Je suis ahurie de voir qu'ON laisse faire...Mais bon, il est vrai que ça rapporte à pas mal de monde...
Maladie ou pas maladie, les résultats sont les memes !!

Anonyme a dit…

http://13dfgsdfg57.com/

Dr bill a dit…

Plusieurs réflexions basées sur une expérience de vingt ans auprès des personnes souffrant ou supposées souffrir de leur usage d'alcool apparaissent:
Le premier point est l'hétérogénéité des personnes et de leur usage d'alcool.

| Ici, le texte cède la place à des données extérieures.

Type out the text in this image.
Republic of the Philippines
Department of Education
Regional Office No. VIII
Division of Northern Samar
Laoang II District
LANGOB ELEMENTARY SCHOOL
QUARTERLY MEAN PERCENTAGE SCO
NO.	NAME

Certaines personnes ont des usages d'alcool qu'ils parviennent facilement a modifier à la suite d'un simple conseil de modération ou d'abstention.
D'autres auront des difficultés majeures (moins liées à la quantité d'alcool consommée qu'aux comorbidités psychiques ou psychiatriques dont elles souffrent en même temps, ou au contexte psycho social ou les deux.
Une autre catégorie est représentée par des personnes ayant eu dans leur vie des usages simultanés et/ou successifs de différents produits addictogènes et/ou des troubles du comportement alimentaire, conduites dopantes et autres troubles du comportement sans produits.
l'arrivée du concept d'addiction à la fin des années 90 a permis d'unifier tous ces comportements grâce à l'observation clinique. Cette observation a tenu compte non plus du produit, mais de l'usage de ce produit et du comportement.
Ce concept a fait flores, allant jusqu'à influencer les politiques d'organisation des soins pour ces personnes.
Cette réalité clinique et l'arrivée du concept d'addiction se sont accompagnées de recherches neuro biologiques qui ont commencé à vouloir expliquer le comportement addictif par des perturbations du système dit de récompense avec une sécrétion de dopamine inappropriée.(mécanisme que je pense être bien plus complexe).
Beaucoup d'autres recherches neuro biologiques sur le sujet des addictions sont apparues. Au point qu'on a pu croire que l'addiction serait une maladie purement organique caractérisée par un défaut de fonctionnement neuro biologique.
Puis est arrivé le baclofene.
Le médicament qui guéri les personnes dépendantes de l'alcool en les rendant indifférentes et en leur permettant de boire modérément.
Le baclofene qui guéri la dépendance à la cocaïne, qui guéri les troubles du comportement alimentaire, qui guéri les addictions...
Cette évolution laisse à penser que les personnes souffrant de leur usage d'alcool souffrent en réalité d'un dérèglement interne qu'une molécule permet de guérir.
La réalité de l'efficacité de ce traitement est certainement bien plus complexe que ce que l'on peut croire.
Mon expérience me laisse à penser que dans certaines situation ce traitement est efficace mais pas dans d'autres sans que l'on sache très bien pourquoi. je reste prudent quand à l'interprétation de ces observations.
Ce que je veux exprimer, c'est que la phénoménologie des comportements addictifs est multifactorielle.
Réduire ce phénomène à un dérèglement neuro biologique ou croire qu'un traitement unique va permettre de guérir toutes les personnes ne tient pas compte des causalités exogènes et endogènes voir psychogène à la question de l'origine de l'addiction.